3.10.06

That's it sir, I'm leaving

(image from radiohead.it)

I'm typing this at work. I'm so so bored. The speakers are playing up so we can't plug our iPods in, and it's either the radio or CD's we've listened to many, many times. Thus the music is switched off and the sole soundtrack is phone calls full of bleating morons that couldn't tell their backside from their elbow.

I need to do something, I need to have something to do thats not the meaningless, oppressively dull, menial labour that this time of year engenders for me. I need something to take my mind of advertising my spare room, off all the people bailing from the office, off the game of Scrabble I'm busy losing. I need distraction from the half-dozen separate heaps of yellow forms cluttering up my desk, from the half-eaten pork pie, from the pictures of Natasha Bedingfield stuck to my monitor. From the inevitability, the sinking realisation that these bleating morons won't go away, ever, whether they're idiots with an excuse, or idiots without an excuse. Maybe it's the general malaise that always creeps over the workplace at this time of year, but this is the time of year people always find new jobs...

So I'm going to make no excuses, and no apologies, and post a classic song. It's great, it's awesome, it singlehandedly revived interest - in the wider world - for progressive, non-lowest-common-denominator alternative music. I recall 1997. In 1997 I was listening to one band alone, and it was Radiohead. When Paranoid Android played on the radio the playground was abuzz the next day (at least between me and Nathan) with discussion, with rumour. When OK Computer was released, I had it on the first day, and brought the inlay to school the next day to show off. I had the t-shirt with the lyrics on. Paranoid Android is one of those songs capable of redefining one of the key bands of the mid-90's into one of the key bands in alternative music, full stop, with it's influence still being felt today. Thom Yorke's voice finds new depths and new heights, Johnny's guitar veers from riff to freak-out to menacing quiet, the whole dramatic arrangement, at a mere track two, is something incredible. No matter that it was just one of a number of genuinely great songs on the album, no matter that it's not even really my favourite. This is Radiohead's defining moment, and I'm posting it because writing about it cheers me up. Bye.

The Music
Radiohead - Paranoid Android

The 'fo
Artist: Radiohead
Website:
radiohead.com
Recommended:
OK Computer
Label:
Parlophone
Buy:
Amazon
More:
Hype Machine; elbo.ws
If you like this you might like:
Thom Yorke - The Eraser
Tags:
; ; ; ;

2 comments:

Colin said...

You need a change...

To getawayfromthemorons.

Why don't you come and do a PhD at my place?
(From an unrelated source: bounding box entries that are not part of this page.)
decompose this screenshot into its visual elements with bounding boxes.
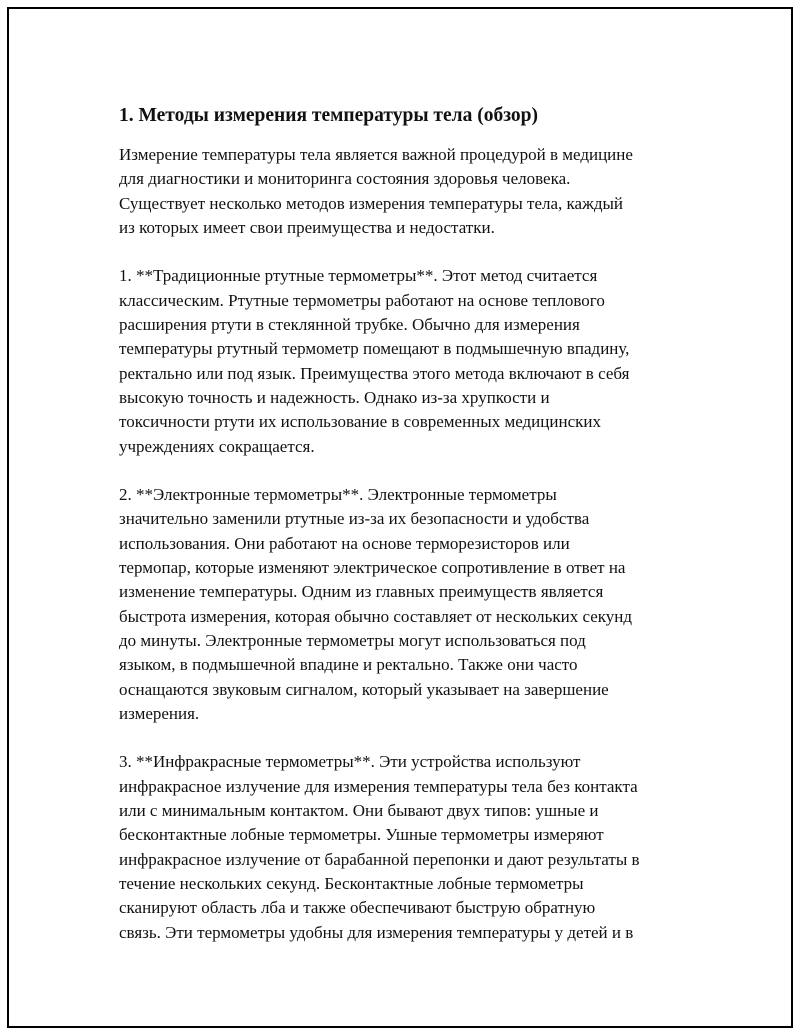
page-frame <box>7 7 793 1028</box>
intro-paragraph: Измерение температуры тела является важной процедурой в медицине для диагностики и мониторинга состояния здоровья человека. Существует несколько методов измерения температуры тела, каждый из которых имеет свои преимущества и недостатки. <box>119 145 633 237</box>
document-body <box>119 103 699 969</box>
infrared-thermometers-paragraph: 3. **Инфракрасные термометры**. Эти устройства используют инфракрасное излучение для измерения температуры тела без контакта или с минимальным контактом. Они бывают двух типов: ушные и бесконтактные лобные термометры. Ушные термометры измеряют инфракрасное излучение от барабанной перепонки и дают результаты в течение нескольких секунд. Бесконтактные лобные термометры сканируют область лба и также обеспечивают быструю обратную связь. Эти термометры удобны для измерения температуры у детей и в <box>119 752 640 942</box>
mercury-thermometers-paragraph: 1. **Традиционные ртутные термометры**. Этот метод считается классическим. Ртутные термометры работают на основе теплового расширения ртути в стеклянной трубке. Обычно для измерения температуры ртутный термометр помещают в подмышечную впадину, ректально или под язык. Преимущества этого метода включают в себя высокую точность и надежность. Однако из-за хрупкости и токсичности ртути их использование в современных медицинских учреждениях сокращается. <box>119 266 630 456</box>
section-heading: 1. Методы измерения температуры тела (обзор) <box>119 105 539 126</box>
electronic-thermometers-paragraph: 2. **Электронные термометры**. Электронные термометры значительно заменили ртутные из-за их безопасности и удобства использования. Они работают на основе терморезисторов или термопар, которые изменяют электрическое сопротивление в ответ на изменение температуры. Одним из главных преимуществ является быстрота измерения, которая обычно составляет от нескольких секунд до минуты. Электронные термометры могут использоваться под языком, в подмышечной впадине и ректально. Также они часто оснащаются звуковым сигналом, который указывает на завершение измерения. <box>119 485 633 723</box>
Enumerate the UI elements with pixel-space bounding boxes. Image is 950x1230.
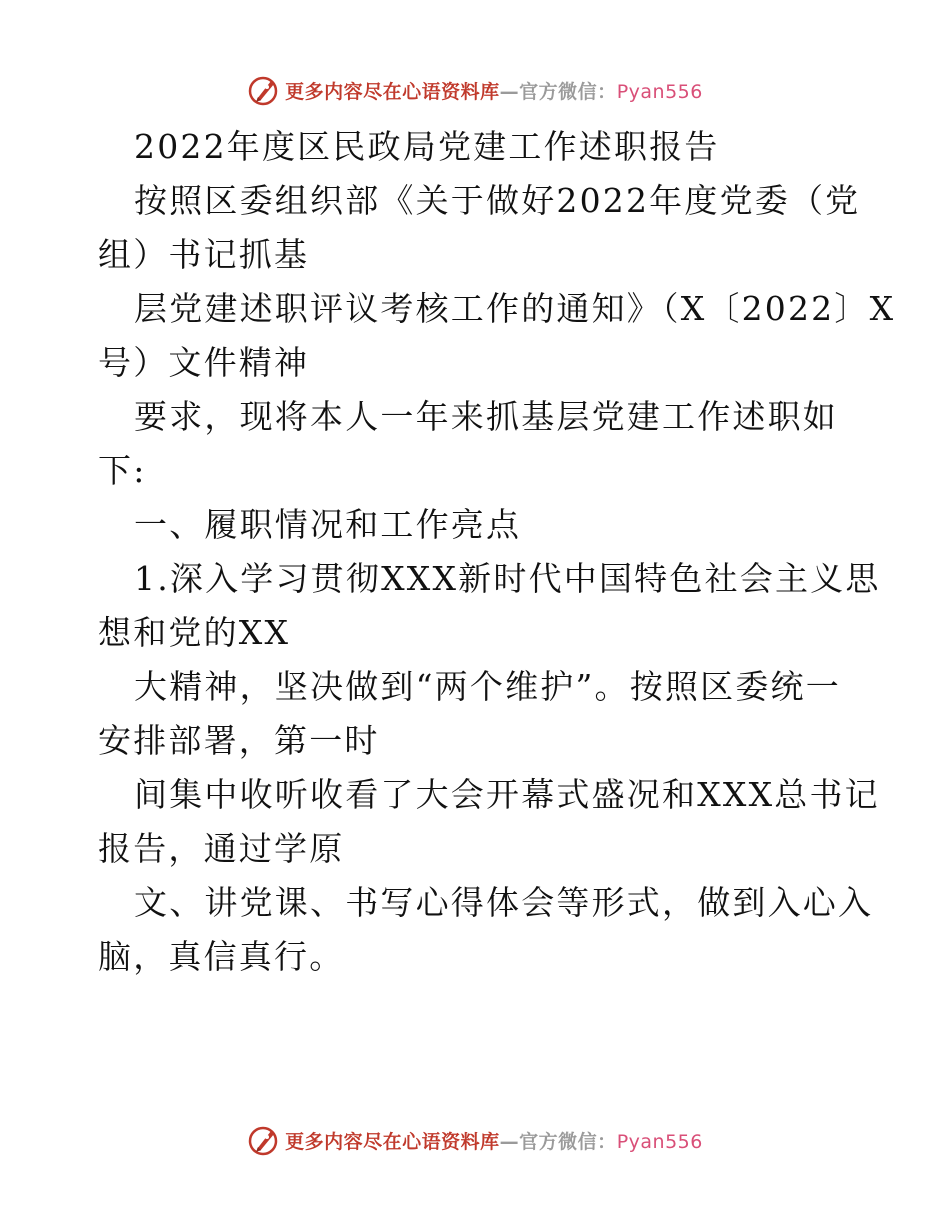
paragraph-line: 文、讲党课、书写心得体会等形式，做到入心入 xyxy=(134,883,874,922)
paragraph-line: 按照区委组织部《关于做好2022年度党委（党 xyxy=(134,181,861,220)
paragraph-line: 要求，现将本人一年来抓基层党建工作述职如 xyxy=(134,397,838,436)
banner-site-name: 更多内容尽在心语资料库 xyxy=(285,80,500,103)
quill-pen-logo-icon xyxy=(247,1123,281,1157)
banner-text xyxy=(285,77,703,104)
paragraph-line: 间集中收听收看了大会开幕式盛况和XXX总书记 xyxy=(134,775,880,814)
banner-wechat-label: —官方微信： xyxy=(499,1130,617,1153)
document-body xyxy=(98,120,896,984)
quill-pen-logo-icon xyxy=(247,73,281,107)
paragraph-line: 想和党的XX xyxy=(98,613,291,652)
paragraph-line: 报告，通过学原 xyxy=(98,829,345,868)
paragraph-line: 1.深入学习贯彻XXX新时代中国特色社会主义思 xyxy=(134,559,881,598)
paragraph-line: 下: xyxy=(98,451,147,490)
paragraph-line: 号）文件精神 xyxy=(98,343,310,382)
banner-wechat-label: —官方微信： xyxy=(499,80,617,103)
banner-text xyxy=(285,1127,703,1154)
paragraph-line: 安排部署，第一时 xyxy=(98,721,380,760)
paragraph-line: 组）书记抓基 xyxy=(98,235,310,274)
document-title: 2022年度区民政局党建工作述职报告 xyxy=(134,127,720,166)
paragraph-line: 脑，真信真行。 xyxy=(98,937,345,976)
footer-banner xyxy=(0,1122,950,1158)
banner-wechat-id: Pyan556 xyxy=(616,1130,703,1153)
banner-wechat-id: Pyan556 xyxy=(616,80,703,103)
banner-site-name: 更多内容尽在心语资料库 xyxy=(285,1130,500,1153)
section-heading: 一、履职情况和工作亮点 xyxy=(134,505,522,544)
paragraph-line: 层党建述职评议考核工作的通知》（X〔2022〕X xyxy=(134,289,896,328)
header-banner xyxy=(0,72,950,108)
paragraph-line: 大精神，坚决做到“两个维护”。按照区委统一 xyxy=(134,667,841,706)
You could write it about 'Paranoid Android' - there is enough going on in this one song to justify 100 thousand words and more.

It might have already been written but I get the sense your thesis would be better anyway.

Great post, a sublime track.

Dontletthemoronsgrindudown. :)

Simone said...

Bless you people, you help, you really do. I've cheered up now, thanks to a lovely gig last night, I'm fairly easy to please.